BigQuery client initialized successfully!
Project: mlops-zoomcamp-1337420697
Using credentials from: ./bigquery-credentials.json


# FIXME: Explain why I selected these exact features.

In [70]:
def safe_gdelt_query(start_date, end_date, limit=100, dry_run=True):
    """
    Safely query GDELT data with automatic cost estimation
    
    Args:
        start_date (str): Start date in 'YYYY-MM-DD' format
        end_date (str): End date in 'YYYY-MM-DD' format  
        limit (int): Maximum number of rows to return
        dry_run (bool): If True, only estimate query cost
    """

    if client is None:
        raise ValueError("BigQuery client not initialized")
    
    # Convert dates to GDELT format (YYYYMMDD) as integers
    start_gdelt = int(start_date.replace('-', ''))
    end_gdelt = int(end_date.replace('-', ''))

    query = f"""
    SELECT 
        SQLDATE,                -- event date
        MonthYear,              -- month and year
        EventCode,
        EventBaseCode,
        EventRootCode,
        QuadClass,
        GoldsteinScale,
        Actor1Code,
        Actor1Name,
        Actor1CountryCode,
        Actor1Type1Code,
        Actor1Type2Code,
        Actor1Type3Code,
        Actor2Code,
        Actor2Name,
        Actor2CountryCode,
        Actor2Type1Code,
        Actor2Type2Code,
        Actor2Type3Code,
        ActionGeo_CountryCode,
        ActionGeo_ADM1Code,
        ActionGeo_Lat,
        ActionGeo_Long,
        ActionGeo_FeatureID,
        NumArticles             -- target variable
    FROM `gdelt-bq.gdeltv2.events`
    WHERE SQLDATE >= {start_gdelt}  -- start date
      AND SQLDATE <= {end_gdelt}    -- end date
    ORDER BY RAND()                 -- order rows randomly to get random sample
    LIMIT {limit}                   -- limit the number of rows to return
    """

    # Always do a dry run first for cost estimation
    job_config = bigquery.QueryJobConfig(dry_run=True, use_query_cache=False)
    dry_job = client.query(query, job_config=job_config)

    bytes_processed = dry_job.total_bytes_processed
    estimated_cost = (bytes_processed / 1e12) * 5  # $5 per TB

    print(
        f"Query will process: {bytes_processed:,} bytes "
        f"({bytes_processed/1e6:.2f} MB) or rather "
        f"({bytes_processed/1e9:.2f} GB)."
    )
    print(f"Estimated cost: ${estimated_cost:.6f}")

    if dry_run:
        print("Dry run complete - no data retrieved")
        return None

    # Execute the actual query
    print("Executing query...")
    df = pd.read_gbq(query, project_id=client.project, dialect='standard')

    print(f"Query completed!

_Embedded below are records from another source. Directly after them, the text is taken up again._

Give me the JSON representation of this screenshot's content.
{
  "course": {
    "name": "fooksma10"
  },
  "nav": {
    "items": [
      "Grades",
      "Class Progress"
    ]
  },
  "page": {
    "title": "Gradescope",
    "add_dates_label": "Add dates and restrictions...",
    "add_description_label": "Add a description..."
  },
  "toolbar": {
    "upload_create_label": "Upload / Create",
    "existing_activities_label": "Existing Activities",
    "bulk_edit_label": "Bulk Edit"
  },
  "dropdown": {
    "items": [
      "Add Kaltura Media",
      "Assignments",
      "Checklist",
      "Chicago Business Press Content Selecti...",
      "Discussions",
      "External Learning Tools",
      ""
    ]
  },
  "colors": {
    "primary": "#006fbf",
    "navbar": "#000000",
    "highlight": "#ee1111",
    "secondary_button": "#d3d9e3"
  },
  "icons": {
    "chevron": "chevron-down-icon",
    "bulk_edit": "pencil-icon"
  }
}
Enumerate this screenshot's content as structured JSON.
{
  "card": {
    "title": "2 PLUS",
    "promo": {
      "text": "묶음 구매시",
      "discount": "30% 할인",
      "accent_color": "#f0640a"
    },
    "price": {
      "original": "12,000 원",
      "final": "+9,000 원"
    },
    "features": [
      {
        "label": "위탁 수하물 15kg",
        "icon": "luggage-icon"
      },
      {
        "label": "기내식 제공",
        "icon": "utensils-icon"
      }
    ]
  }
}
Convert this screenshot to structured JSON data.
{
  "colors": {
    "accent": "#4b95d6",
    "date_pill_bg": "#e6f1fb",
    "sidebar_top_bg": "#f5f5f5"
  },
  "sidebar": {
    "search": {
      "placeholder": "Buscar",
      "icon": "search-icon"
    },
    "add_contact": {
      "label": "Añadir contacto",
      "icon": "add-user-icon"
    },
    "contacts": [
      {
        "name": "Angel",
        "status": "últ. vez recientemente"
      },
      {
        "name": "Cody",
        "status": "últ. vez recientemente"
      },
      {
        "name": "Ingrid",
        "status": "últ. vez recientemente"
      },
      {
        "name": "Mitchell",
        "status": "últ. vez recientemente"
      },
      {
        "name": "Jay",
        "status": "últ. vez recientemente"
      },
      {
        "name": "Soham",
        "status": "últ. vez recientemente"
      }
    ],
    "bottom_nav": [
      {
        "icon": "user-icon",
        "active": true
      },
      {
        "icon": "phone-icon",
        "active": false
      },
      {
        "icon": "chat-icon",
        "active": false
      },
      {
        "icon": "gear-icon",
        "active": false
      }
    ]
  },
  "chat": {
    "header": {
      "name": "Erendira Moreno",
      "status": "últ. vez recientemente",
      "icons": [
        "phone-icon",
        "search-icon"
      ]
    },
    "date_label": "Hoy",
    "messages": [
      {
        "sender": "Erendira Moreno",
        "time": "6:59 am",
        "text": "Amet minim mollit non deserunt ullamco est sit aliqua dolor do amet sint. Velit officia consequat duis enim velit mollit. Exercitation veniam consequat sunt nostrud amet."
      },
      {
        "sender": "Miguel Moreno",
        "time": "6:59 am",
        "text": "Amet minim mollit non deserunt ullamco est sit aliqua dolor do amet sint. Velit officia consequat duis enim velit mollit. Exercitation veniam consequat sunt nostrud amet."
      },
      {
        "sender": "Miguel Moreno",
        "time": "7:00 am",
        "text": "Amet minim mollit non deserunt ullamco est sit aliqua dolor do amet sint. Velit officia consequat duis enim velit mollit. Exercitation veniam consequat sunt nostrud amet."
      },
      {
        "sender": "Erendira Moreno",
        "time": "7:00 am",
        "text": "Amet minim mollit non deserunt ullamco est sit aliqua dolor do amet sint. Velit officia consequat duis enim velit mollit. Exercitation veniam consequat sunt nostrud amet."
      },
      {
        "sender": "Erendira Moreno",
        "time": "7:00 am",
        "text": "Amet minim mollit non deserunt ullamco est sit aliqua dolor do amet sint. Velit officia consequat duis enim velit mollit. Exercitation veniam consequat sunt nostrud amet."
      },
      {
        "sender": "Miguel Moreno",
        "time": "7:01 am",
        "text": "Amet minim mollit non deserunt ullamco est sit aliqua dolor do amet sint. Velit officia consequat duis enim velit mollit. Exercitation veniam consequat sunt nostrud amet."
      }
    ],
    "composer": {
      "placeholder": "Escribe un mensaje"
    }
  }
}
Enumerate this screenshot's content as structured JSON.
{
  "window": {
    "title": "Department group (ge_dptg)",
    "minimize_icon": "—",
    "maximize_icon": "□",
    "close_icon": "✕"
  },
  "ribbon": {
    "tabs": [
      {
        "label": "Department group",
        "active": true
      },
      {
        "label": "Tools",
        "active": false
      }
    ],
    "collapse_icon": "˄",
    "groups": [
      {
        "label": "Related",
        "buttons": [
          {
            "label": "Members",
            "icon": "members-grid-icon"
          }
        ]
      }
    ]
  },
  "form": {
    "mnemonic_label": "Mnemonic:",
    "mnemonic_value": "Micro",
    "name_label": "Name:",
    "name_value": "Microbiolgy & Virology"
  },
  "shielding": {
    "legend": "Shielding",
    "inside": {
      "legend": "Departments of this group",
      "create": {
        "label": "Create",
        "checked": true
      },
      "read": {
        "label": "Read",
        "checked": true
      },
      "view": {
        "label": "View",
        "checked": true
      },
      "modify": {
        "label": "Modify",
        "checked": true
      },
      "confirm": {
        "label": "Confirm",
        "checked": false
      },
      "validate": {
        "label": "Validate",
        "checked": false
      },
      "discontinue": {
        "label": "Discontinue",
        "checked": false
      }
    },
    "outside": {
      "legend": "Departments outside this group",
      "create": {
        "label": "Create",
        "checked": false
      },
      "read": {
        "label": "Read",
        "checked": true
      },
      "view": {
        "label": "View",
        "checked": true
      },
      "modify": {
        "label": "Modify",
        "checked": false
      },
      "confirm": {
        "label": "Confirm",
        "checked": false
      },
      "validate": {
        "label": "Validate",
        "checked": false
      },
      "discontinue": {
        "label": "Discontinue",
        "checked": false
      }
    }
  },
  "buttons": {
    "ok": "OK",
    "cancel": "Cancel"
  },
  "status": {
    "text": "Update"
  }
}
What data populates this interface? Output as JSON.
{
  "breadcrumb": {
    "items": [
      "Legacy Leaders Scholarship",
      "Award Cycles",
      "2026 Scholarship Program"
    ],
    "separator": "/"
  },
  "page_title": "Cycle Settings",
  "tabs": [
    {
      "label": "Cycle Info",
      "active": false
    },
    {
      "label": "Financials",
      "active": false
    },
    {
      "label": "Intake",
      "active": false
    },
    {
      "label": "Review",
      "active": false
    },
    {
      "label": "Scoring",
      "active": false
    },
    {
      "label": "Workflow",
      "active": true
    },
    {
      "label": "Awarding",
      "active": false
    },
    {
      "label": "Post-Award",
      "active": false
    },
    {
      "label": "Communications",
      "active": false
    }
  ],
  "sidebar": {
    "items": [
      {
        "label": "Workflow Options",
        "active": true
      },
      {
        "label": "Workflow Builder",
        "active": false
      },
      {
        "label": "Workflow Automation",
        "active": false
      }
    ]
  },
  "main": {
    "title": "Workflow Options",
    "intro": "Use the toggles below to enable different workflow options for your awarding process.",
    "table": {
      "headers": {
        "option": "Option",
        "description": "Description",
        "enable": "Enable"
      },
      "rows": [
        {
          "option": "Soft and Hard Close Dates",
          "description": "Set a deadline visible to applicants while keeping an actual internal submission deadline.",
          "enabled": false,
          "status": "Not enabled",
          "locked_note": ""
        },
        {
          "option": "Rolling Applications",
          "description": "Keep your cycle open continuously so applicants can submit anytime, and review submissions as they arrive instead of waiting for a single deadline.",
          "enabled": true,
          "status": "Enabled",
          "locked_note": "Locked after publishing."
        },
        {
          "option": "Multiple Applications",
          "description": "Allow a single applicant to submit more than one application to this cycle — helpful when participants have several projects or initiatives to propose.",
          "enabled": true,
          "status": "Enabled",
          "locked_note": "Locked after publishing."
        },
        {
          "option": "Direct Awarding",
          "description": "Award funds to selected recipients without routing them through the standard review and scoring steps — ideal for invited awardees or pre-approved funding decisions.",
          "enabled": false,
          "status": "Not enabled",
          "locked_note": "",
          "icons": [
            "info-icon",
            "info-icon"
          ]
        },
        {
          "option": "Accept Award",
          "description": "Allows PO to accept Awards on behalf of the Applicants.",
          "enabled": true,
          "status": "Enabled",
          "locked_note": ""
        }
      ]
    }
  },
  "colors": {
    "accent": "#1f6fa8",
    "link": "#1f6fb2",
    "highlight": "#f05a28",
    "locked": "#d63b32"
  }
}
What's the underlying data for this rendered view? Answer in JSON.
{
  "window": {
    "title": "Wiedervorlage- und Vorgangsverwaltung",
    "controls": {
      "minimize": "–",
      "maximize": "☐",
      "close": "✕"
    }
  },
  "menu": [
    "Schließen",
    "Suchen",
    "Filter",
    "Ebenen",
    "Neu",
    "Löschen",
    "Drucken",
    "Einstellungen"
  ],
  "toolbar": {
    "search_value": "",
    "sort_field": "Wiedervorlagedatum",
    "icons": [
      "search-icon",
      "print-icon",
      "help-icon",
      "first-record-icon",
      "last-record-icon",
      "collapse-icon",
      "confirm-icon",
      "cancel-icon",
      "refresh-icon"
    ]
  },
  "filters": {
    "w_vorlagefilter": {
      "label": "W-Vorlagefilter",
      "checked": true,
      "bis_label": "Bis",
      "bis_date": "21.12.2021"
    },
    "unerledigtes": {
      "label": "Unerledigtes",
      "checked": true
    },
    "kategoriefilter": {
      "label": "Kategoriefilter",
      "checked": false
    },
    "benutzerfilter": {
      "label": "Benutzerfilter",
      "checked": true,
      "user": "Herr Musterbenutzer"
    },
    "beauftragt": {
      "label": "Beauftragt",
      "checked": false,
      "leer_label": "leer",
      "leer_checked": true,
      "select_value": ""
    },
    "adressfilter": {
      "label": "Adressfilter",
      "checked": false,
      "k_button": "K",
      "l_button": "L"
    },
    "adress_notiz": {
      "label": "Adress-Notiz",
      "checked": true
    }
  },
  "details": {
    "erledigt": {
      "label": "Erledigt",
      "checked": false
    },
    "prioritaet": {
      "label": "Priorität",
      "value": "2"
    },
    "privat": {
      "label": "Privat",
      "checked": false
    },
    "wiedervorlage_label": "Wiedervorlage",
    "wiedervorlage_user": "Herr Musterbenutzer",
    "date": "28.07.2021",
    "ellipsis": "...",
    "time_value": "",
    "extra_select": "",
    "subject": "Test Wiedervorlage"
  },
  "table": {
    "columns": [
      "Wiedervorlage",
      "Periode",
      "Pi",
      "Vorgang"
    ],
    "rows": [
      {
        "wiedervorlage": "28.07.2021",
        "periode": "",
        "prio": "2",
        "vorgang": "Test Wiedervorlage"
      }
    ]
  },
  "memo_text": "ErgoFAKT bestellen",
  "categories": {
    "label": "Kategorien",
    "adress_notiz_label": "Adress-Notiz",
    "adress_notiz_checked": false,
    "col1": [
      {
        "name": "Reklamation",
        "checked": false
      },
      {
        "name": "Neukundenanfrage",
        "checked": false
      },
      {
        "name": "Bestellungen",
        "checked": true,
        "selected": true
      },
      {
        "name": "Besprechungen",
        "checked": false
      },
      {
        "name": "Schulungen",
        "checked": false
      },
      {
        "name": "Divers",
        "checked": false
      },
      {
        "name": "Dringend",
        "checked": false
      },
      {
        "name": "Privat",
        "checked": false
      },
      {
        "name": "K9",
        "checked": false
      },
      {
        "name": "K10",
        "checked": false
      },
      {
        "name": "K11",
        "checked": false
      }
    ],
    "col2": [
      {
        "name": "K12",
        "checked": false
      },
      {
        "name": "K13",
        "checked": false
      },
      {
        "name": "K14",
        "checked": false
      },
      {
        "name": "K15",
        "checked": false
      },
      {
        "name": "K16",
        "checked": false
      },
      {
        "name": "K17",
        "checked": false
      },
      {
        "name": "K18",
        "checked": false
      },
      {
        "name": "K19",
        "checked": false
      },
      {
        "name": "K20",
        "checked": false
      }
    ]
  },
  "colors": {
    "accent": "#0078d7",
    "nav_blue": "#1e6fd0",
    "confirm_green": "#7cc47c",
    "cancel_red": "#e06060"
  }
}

Retrieved {len(df)} rows")
    return df

Get 10k random rows from GDELT events table from year 2024.

I decided to go for a sample size 10k rows, because that should be an acceptable
balance between speed of model training and showing it enough data.
If I go for an 80:20 train:test split, I will end up with 8k rows for training
and 2k rows for testing.
There are just 24 features and one target variable.
So basically the ration rows to features is 10000:24, which is 416.67.
I intend to use tree based algorithms such as XGBoost, CatBoost and LightGBM.
They are rather data efficient, and at this ratio, maybe it's even already
enough for acceptable performance.

Honestly, I could go for **much** more than that though, but then models would
train much longer, too.
This is some sort of a subset for speed of development.
At the same time, I could have also gone for much less than that, but then it
would definitely become a true subset, and whatever I train would likely be
underperforming.
So I decide to go with this as a compromise and check how well it performs.
If it does good enough, I won't need to go for a larger subset.
If it doesn't perform well, I can at least select hyperparameters and then go
for a larger subset.
Then again, this is not a machine learning engineering course, but a machine
learning *operations*, so I don't need to get the best possible model in the
first place.
A good model is sufficient.

In [None]:
# Start with just a dry run to check costs
test_df = safe_gdelt_query(
    '2024-01-01',
    '2024-12-31',
    limit=14000,
    dry_run=True
)

Query will process: 101,663,870,564 bytes (101663.87 MB) or rather (101.66 GB).
Estimated cost: $0.508319
Dry run complete - no data retrieved


In [None]:
# Looks fine enough, so go for it
# loads a pandas df into object data_gdelt

# actually I just added this False as another layer of safety, so it doesn't
# automatically run stuff
# BigQuery can generate some costs, but at this rate it won't, because we're
# still well below the free quota of 1TB per month
if False:
    data_gdelt = safe_gdelt_query(
        '2024-01-01',
        '2024-12-31',
        limit=10000,
        dry_run=False
    )

Query will process: 101,664,169,301 bytes (101664.17 MB) or rather (101.66 GB).
Estimated cost: $0.508321
Executing query...


  df = pd.read_gbq(query, project_id=client.project, dialect='standard')


Query completed! Retrieved 10000 rows


In [None]:
# just have a look at if downloading worked
data_gdelt.head()

Unnamed: 0,SQLDATE,MonthYear,EventCode,EventBaseCode,EventRootCode,QuadClass,GoldsteinScale,Actor1Code,Actor1Name,Actor1CountryCode,...,Actor2CountryCode,Actor2Type1Code,Actor2Type2Code,Actor2Type3Code,ActionGeo_CountryCode,ActionGeo_ADM1Code,ActionGeo_Lat,ActionGeo_Long,ActionGeo_FeatureID,NumArticles
0,20241127,202411,111,111,11,3,-2.0,,,,...,RUS,MIL,,,RS,RS48,55.7522,37.6156,-2960561,10
1,20240520,202405,30,30,3,1,4.0,CVL,VOTER,,...,,,,,US,USCA,34.1819,-118.36,273472,2
2,20240417,202404,61,61,6,2,6.4,GBR,BRITAIN,GBR,...,,,,,NZ,NZ,-42.0,174.0,NZ,5
3,20240916,202409,190,190,19,4,-10.0,HTI,HAITI,HTI,...,,CVL,,,HA,HA11,18.5392,-72.335,-70311,5
4,20240524,202405,46,46,4,1,7.0,,,,...,MRT,,,,MR,MR06,18.1194,-16.0406,-1402901,2


In [85]:
# write data to parquet, so I can re-use it later without querying again
data_gdelt.to_parquet(
    PATH_DATA / "gdelt_events_2024_subset_10k.parquet",
    index=False
)

In [None]:
# load data from parquet again
data_gdelt = pd.read_parquet(
    PATH_DATA / "gdelt_events_2024_subset_10k.parquet"
)